Харуаки, ты так ничего и не понял, да? Ну конечно, это чувство не понять такой мартышке, как ты, который всю жизнь идет за своими инстинктами и хватает любую девчонку, лишь бы у нее лицо было красивое.
Чего?! Для начала, какое отношение имеет инстинкт к заботе о своей внешности?!
Поскольку внешность ребенка прямо связана с его благополучием, инстинкт влечет к тем, кто хорошо выглядит.
Ооо. Ооо, мы с Харуаки восхищенно выдыхаем в унисон.
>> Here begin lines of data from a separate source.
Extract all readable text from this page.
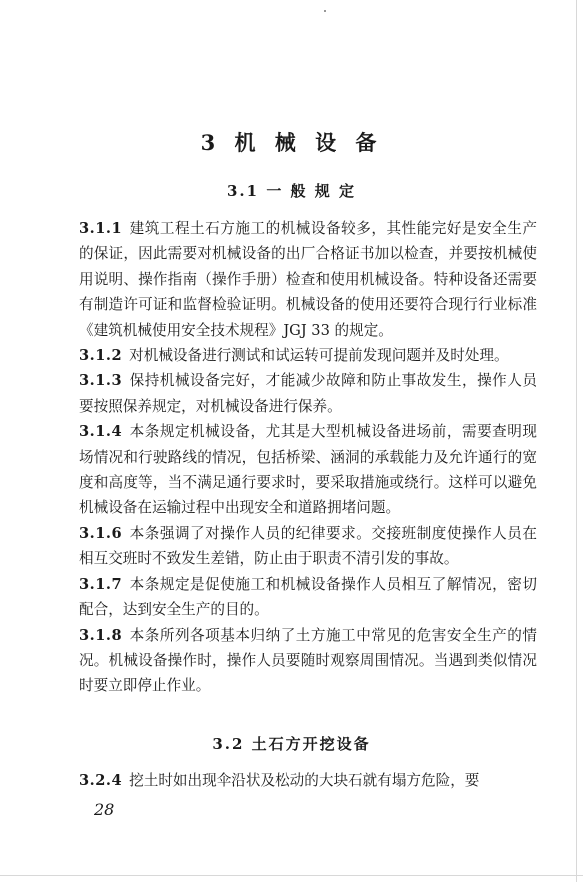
3 机 械 设 备
3.1 一 般 规 定

3.1.1 建筑工程土石方施工的机械设备较多，其性能完好是安全生产的保证，因此需要对机械设备的出厂合格证书加以检查，并要按机械使用说明、操作指南（操作手册）检查和使用机械设备。特种设备还需要有制造许可证和监督检验证明。机械设备的使用还要符合现行行业标准《建筑机械使用安全技术规程》JGJ 33 的规定。

3.1.2 对机械设备进行测试和试运转可提前发现问题并及时处理。

3.1.3 保持机械设备完好，才能减少故障和防止事故发生，操作人员要按照保养规定，对机械设备进行保养。

3.1.4 本条规定机械设备，尤其是大型机械设备进场前，需要查明现场情况和行驶路线的情况，包括桥梁、涵洞的承载能力及允许通行的宽度和高度等，当不满足通行要求时，要采取措施或绕行。这样可以避免机械设备在运输过程中出现安全和道路拥堵问题。

3.1.6 本条强调了对操作人员的纪律要求。交接班制度使操作人员在相互交班时不致发生差错，防止由于职责不清引发的事故。

3.1.7 本条规定是促使施工和机械设备操作人员相互了解情况，密切配合，达到安全生产的目的。

3.1.8 本条所列各项基本归纳了土方施工中常见的危害安全生产的情况。机械设备操作时，操作人员要随时观察周围情况。当遇到类似情况时要立即停止作业。

3.2 土石方开挖设备

3.2.4 挖土时如出现伞沿状及松动的大块石就有塌方危险，要

28
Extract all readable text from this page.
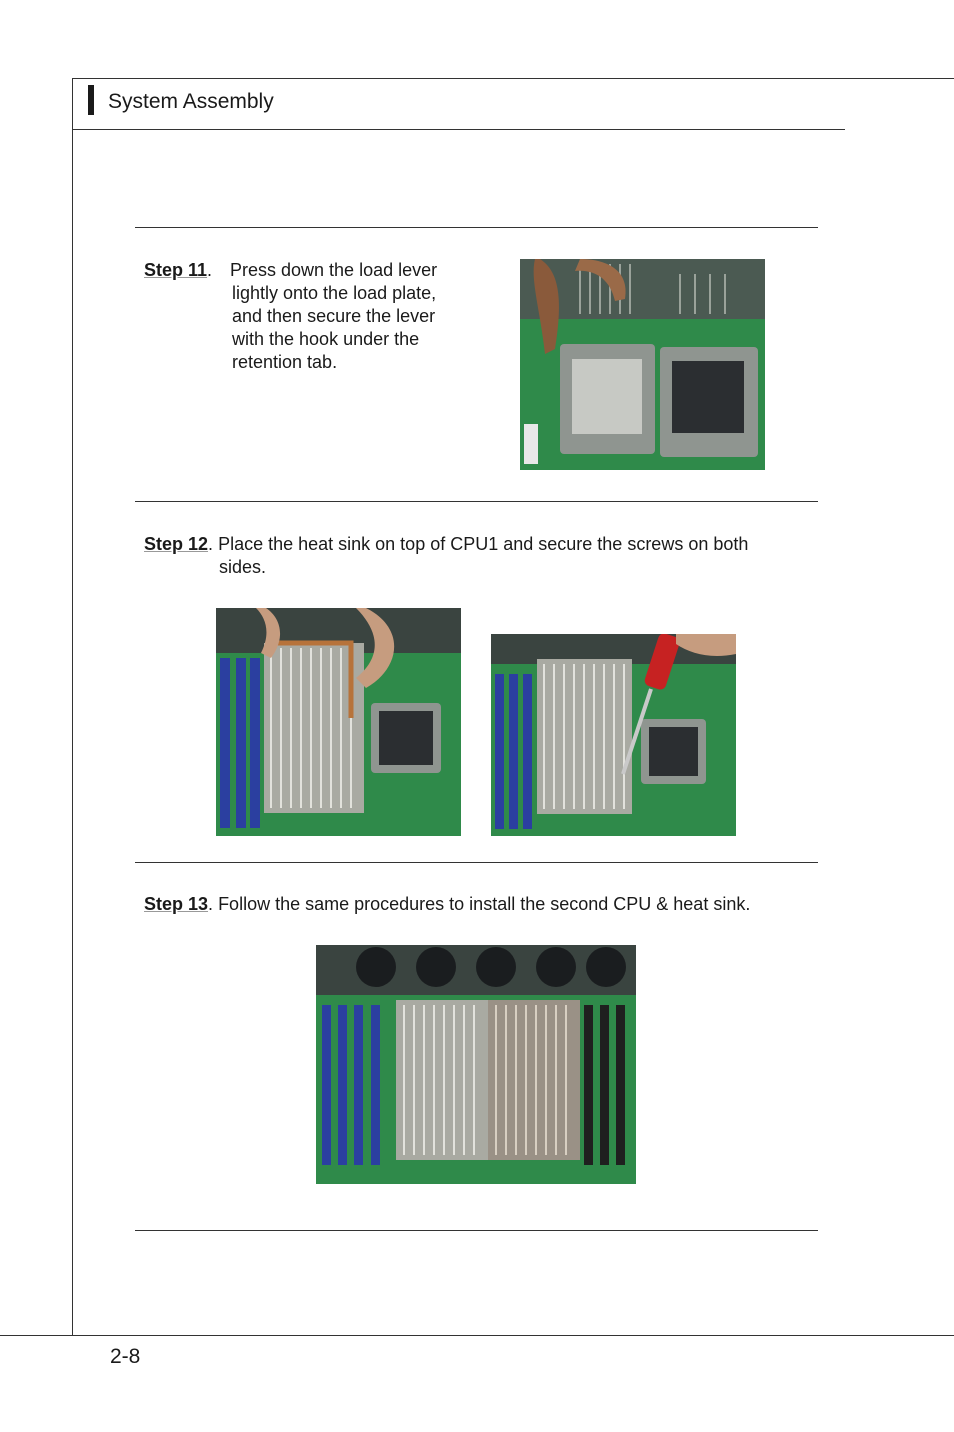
System Assembly
Step 11. Press down the load lever
lightly onto the load plate,
and then secure the lever
with the hook under the
retention tab.
Step 12. Place the heat sink on top of CPU1 and secure the screws on both
sides.
Step 13. Follow the same procedures to install the second CPU & heat sink.
2-8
Дайя делает удивленное лицо, как будто он в шоке, что мы не знали таких простых вещей.
Аа, я понял, Дайян! Ты, значит, имеешь в виду, что ее красота настолько недостижима, что даже ты не можешь к ней подгрести! Неминуемое поражение! Это так, верно? Это как лиса, которая думает, что «виноград все равно кислый», если не может до него дотянуться. Это называется рационализацией. Как позорно! Это просто позорно, Дайян!
Сколько из моих слов ты вообще услышал? Черт тебя подери. Ну, вообще-то, первая часть твоего заявления не то чтобы совсем неверна. Но за вторую я тебя убью.
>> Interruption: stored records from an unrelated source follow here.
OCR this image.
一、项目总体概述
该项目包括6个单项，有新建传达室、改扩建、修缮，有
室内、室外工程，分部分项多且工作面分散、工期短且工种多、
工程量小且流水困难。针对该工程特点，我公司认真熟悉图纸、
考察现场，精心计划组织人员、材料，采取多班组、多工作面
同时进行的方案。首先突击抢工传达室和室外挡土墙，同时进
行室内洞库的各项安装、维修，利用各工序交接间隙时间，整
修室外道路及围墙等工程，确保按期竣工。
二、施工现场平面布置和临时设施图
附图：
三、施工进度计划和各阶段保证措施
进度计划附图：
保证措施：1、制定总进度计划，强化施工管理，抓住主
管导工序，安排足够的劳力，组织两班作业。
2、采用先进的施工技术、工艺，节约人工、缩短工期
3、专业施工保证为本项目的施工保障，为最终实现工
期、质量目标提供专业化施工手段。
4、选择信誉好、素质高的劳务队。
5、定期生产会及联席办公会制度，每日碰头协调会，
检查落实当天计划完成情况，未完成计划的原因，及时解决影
Охо, значит, ты правда не можешь ней подгрести.
Наконец, Дайя принимается колотить сидящего с торжествующим видом Харуаки. Уааа, похоже, в его кулаках сейчас собралось все, что он только что вытерпел
Дело не в том, что «я не могу к ней подгрести». Скорее, «она ко мне не подгребает».
Как нахально Эй, Хосии, тебе не кажется, что этот парень слишком много о себе возомнил, чисто из-за своей внешности? заявляет Харуаки без малейших признаков раскаяния.
Я не говорю, что она не пытается приблизиться, потому что я такой недоступный! Ну, вообще-то, это тоже возможно, но только не в ее случае.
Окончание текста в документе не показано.